L’homosexualité en politique ne cesse d’être un tabou, selon Jean-Baptiste Marteau.

Jean-Baptiste Marteau a signé le documentaire « Homos en politique, le dire ou pas », diffusé mardi à 21h05 sur France 5 et déjà disponible sur la plateforme France.tv. Selon un récent sondage, près de 35 % des Français disent qu’ils seraient gênés de voter pour un responsable politique ouvertement homosexuel.


« C’est un projet très personnel, que j’ai construit pendant un an, sur lequel j’ai beaucoup travaillé. Là, je ne maîtrise plus rien.

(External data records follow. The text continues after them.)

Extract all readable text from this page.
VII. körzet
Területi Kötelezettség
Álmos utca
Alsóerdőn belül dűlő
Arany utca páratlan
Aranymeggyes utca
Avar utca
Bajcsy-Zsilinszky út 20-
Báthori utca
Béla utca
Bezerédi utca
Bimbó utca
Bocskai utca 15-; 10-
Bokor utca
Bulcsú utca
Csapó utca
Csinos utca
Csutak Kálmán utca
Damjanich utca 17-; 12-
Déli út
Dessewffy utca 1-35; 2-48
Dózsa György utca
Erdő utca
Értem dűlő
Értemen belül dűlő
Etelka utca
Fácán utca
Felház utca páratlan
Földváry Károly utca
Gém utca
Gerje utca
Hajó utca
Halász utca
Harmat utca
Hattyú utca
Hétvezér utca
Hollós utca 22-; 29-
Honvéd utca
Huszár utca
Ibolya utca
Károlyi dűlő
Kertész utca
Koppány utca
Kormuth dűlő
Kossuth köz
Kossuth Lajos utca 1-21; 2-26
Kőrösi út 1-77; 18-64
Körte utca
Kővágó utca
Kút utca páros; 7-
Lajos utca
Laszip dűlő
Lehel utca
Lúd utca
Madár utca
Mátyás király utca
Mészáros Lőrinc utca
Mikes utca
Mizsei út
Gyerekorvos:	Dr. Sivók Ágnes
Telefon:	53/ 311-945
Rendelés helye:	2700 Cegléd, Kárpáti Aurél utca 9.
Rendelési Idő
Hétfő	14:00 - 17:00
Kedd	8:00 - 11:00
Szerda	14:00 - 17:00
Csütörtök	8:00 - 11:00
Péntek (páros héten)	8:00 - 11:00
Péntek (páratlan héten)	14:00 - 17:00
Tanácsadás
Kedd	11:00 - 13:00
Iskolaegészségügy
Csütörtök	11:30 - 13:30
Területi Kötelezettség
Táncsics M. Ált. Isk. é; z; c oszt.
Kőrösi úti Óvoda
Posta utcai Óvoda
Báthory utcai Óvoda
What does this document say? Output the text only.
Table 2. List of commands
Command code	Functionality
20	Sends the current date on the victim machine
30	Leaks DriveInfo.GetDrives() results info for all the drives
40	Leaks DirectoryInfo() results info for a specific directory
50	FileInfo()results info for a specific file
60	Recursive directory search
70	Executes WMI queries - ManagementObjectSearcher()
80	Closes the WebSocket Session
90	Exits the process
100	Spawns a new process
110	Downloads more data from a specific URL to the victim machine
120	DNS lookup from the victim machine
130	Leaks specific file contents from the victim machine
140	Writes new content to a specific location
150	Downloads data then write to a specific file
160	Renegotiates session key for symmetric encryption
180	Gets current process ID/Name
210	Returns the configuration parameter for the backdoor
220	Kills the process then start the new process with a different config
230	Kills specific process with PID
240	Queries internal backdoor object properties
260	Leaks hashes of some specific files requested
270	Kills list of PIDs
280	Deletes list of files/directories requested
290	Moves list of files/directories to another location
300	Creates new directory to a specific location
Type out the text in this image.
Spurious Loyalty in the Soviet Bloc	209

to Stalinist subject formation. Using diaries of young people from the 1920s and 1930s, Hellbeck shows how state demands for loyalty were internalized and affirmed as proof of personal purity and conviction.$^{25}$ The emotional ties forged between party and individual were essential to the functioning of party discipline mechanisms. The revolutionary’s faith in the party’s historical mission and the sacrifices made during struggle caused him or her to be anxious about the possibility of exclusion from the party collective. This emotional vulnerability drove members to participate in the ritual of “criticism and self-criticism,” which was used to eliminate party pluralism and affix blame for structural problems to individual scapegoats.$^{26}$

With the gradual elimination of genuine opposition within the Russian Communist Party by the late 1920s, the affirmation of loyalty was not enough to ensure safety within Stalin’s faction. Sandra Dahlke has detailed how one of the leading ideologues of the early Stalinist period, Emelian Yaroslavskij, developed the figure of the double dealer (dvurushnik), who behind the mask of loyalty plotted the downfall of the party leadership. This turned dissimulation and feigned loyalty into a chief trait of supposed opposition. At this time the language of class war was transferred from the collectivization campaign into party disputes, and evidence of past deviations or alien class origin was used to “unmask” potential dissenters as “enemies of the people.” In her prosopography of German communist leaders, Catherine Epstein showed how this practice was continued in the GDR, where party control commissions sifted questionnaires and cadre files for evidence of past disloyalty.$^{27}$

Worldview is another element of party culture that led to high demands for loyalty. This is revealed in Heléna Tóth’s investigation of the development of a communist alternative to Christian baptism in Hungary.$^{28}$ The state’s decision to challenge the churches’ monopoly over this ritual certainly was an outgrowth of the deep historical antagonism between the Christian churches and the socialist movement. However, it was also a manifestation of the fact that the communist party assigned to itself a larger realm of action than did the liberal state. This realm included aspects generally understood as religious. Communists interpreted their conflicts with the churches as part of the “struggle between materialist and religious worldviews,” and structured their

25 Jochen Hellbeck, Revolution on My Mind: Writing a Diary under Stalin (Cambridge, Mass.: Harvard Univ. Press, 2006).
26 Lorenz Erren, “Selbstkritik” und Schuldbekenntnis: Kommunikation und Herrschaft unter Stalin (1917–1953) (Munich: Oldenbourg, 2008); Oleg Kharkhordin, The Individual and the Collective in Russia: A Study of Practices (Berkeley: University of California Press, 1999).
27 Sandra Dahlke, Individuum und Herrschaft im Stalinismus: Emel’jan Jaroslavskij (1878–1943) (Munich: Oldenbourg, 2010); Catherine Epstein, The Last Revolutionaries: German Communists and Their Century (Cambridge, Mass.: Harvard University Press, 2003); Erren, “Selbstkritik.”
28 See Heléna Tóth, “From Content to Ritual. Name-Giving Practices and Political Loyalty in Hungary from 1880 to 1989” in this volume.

J’espère qu’il va rencontrer son public », déclare Jean-Baptiste Marteau à 20 Minutes. Le journaliste de France Télévisions a réalisé le documentaire « Homos en politique, le dire ou pas », diffusé mardi à 21h05 sur France 5 et déjà accessible sur la plateforme France.tv.

Il a interrogé des élus de presque tout l’éventail politique ayant ouvertement abordé leur orientation sexuelle durant leur mandat. À travers ses rencontres avec Bertrand Delanoë, la députée européenne Les Verts Mélissa Camara, l’ex-Premier ministre Gabriel Attal ou encore Gabriel Bremond, maire d’Eclans-Nenon, commune de 420 habitants, Jean-Baptiste Marteau partage également sa perspective sur le sujet en tant qu’homme gay.

Quel a été le déclic qui vous a fait vous lancer dans ce documentaire ?
La phrase de Gabriel Attal dans son discours de politique générale. En l’entendant affirmer, lors de ce moment très solennel et codifié, qu’on peut être Premier ministre de la France et homosexuel en 2024, j’ai pensé qu’il y avait là un sujet à approfondir. C’était le signe que quelque chose avait changé, car il y a un peu plus de dix ans, la séquence sur la loi « Mariage pour tous » avait été d’une violence considérable, faisant remonter des haines qui s’exprimaient sans retenue dans la classe politique, sur les plateaux télé et dans les rues. Passionné de politique depuis toujours, j’ai pu observer à quel point l’homosexualité dans le monde politique demeure un tabou.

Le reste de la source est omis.